China in Mexico: Some Environmental and Employment Dimensions

Over the last two decades, Mexico-China trade has grown enormously, particularly imports from China to Mexico, following China’s entry into the World Trade Organization in 2001. This created a significant foreign trade deficit for Mexico with China and led to tensions between the two countries as Mexico regained US markets. Only recently have tensions begun to subside.
How has the rapidly intensifying trade relationship between Mexico and China impacted the environment and labor in Mexico?
In a new working paper, Claudia Schatan and Diana Piloyan examine the unique environmental and social characteristics of Mexico’s trade with China and investment from China. They assess the greenhouse gas (GHG) emissions and employment-related impacts for Mexico by studying a Chinese company’s business in Mexico’s manufacturing industry.
Main findings:
- Mexico has only had a significant trade relationship with China through Chinese imports and from Mexico’s competitors in the US market.
- Exports from Mexico to China have been much more limited, but they have had an upward trend.
- Compared with other Latin America and Caribbean countries, China’s overseas foreign direct investment (OFDI) to Mexico is quite modest.
- There is no consensus on the strength of the impact and the extent to which Chinese imports harmed the Mexican economy overall, due to the pervasiveness of illegal imports from China, which are difficult to trace, and technological innovations that made the sector less labor intensive.

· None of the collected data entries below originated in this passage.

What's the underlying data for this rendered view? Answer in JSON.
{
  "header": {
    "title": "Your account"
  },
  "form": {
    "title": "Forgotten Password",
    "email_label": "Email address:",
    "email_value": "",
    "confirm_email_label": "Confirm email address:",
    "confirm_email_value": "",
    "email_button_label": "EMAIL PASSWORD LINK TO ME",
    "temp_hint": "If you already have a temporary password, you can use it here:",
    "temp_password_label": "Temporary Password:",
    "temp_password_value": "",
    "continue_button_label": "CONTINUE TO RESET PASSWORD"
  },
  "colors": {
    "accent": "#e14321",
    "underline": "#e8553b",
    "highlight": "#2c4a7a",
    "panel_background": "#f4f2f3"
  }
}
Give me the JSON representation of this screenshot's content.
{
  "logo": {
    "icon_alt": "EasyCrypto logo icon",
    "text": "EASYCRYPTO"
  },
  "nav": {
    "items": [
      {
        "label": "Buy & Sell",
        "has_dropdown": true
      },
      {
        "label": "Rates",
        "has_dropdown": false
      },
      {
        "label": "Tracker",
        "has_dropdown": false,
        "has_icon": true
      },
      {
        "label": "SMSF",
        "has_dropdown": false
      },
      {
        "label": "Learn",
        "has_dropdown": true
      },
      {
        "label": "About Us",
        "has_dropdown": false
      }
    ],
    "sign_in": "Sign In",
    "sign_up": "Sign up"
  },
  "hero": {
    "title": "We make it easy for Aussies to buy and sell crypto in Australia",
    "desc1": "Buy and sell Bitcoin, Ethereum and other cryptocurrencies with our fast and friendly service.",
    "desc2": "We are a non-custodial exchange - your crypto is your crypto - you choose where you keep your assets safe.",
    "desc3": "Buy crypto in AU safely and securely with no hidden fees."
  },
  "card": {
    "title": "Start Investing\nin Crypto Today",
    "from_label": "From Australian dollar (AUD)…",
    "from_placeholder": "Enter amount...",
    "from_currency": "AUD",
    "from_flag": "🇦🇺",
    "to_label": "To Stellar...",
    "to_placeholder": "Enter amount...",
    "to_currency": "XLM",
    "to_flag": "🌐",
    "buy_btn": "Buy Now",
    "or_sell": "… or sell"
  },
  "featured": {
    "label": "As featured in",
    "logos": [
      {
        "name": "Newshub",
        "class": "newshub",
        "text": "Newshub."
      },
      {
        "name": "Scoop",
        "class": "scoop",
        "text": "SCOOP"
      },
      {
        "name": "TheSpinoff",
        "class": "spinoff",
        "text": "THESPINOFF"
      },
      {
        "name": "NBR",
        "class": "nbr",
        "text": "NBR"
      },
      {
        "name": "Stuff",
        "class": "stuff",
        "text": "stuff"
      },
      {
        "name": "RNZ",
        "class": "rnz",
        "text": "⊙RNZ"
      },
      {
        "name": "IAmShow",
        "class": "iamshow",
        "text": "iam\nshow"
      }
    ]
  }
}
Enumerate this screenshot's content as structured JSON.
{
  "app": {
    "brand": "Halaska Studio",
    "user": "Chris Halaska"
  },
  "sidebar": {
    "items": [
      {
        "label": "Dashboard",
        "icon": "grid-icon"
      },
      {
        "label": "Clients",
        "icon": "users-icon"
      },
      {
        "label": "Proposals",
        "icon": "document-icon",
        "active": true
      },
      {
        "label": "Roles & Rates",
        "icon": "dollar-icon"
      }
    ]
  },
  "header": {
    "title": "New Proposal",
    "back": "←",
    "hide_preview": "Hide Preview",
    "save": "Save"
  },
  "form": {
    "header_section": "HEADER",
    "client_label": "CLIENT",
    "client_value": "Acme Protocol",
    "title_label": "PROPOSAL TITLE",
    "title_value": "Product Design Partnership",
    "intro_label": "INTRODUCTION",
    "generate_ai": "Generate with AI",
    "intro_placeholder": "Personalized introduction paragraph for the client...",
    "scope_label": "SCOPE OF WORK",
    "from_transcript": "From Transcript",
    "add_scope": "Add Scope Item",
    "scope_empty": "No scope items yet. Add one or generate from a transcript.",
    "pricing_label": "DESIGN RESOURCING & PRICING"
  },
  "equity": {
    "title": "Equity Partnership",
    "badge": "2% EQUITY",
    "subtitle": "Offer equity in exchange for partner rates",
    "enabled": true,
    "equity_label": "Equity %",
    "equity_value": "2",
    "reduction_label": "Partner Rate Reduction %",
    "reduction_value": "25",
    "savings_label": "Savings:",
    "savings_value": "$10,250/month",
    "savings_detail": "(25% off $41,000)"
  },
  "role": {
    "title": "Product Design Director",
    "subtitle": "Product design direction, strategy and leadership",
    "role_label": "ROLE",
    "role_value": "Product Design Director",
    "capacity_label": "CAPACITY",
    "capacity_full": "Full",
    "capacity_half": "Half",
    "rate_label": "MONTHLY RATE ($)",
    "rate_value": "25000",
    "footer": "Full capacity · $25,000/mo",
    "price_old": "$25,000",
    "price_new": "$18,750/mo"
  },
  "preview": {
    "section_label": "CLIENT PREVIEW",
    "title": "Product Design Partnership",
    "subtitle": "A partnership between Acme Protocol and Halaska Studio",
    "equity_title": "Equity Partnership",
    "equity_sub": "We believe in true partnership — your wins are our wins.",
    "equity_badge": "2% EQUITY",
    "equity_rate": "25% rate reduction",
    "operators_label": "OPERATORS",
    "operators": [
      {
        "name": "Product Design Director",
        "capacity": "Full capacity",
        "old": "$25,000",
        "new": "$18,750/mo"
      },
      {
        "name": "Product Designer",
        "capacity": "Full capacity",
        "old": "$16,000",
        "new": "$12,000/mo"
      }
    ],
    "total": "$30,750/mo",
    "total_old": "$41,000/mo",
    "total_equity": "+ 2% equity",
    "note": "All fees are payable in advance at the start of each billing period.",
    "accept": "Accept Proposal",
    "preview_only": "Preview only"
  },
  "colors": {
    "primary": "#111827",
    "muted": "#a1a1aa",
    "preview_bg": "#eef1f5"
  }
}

- Emissions from Mexico’s exports to China are increasing faster than emissions generated by Mexico’s total exports.
- The production of Mexican exports is changing towards more polluting sectors, like mining. Mexican exports to China show a more pronounced change towards polluting sectors that exports to other parts of the world.
- For the manufacturing sector specifically, exports to China favor less polluting sectors than manufacturing exports from Mexico to the rest of the world.
- Overall, the rapid expansion of exports has led to greater GHG emissions from exported goods.
- Examining 36 Chinese manufacturing firms identified by the researchers, they found that the firms do not follow a unique environmental policy in Mexico, few are wholly Chinese owned and many are joint ventures or have other relationships with firms from developed countries.
- The most important firms belong to sectors where China has traditionally had technological dominance.
- Chinese OFDI projects receive guidelines from China on fulfilling local requirements, but the guidelines are mostly voluntary for subsidiaries abroad.
- Impact of Chinese OFDI on Mexican manufacturing sector labor varied, with certain sectors, like the apparel sectors impacted the most and seemingly no trend of labor law violations from purely Chinese firms.
- Feeble regulation and the flow of illegal imports continue to affect the apparel sector’s employment and working conditions, with informal work arrangements, low wages, fewer benefits and weak trade unions.
- The challenge of technical knowledge transfer and communication between Chinese and Mexican employees were likely responsible for the higher proportions of Chinese workers in fully owned Chinese firms.
Strengthening Mexico’s manufacturing sectors will require increased legal enforcement on the rules of origin and illegal smuggling of products, particularly for apparel. Furthermore, while increases in Chinese wages may lead to further Chinese investments, Mexico should aim to compete with more sophisticated goods with China, attracting higher technology OFDI. The researchers suggest further study on the diversification of Chinese OFDI towards other sectors beyond manufacturing, like construction, agriculture and mining.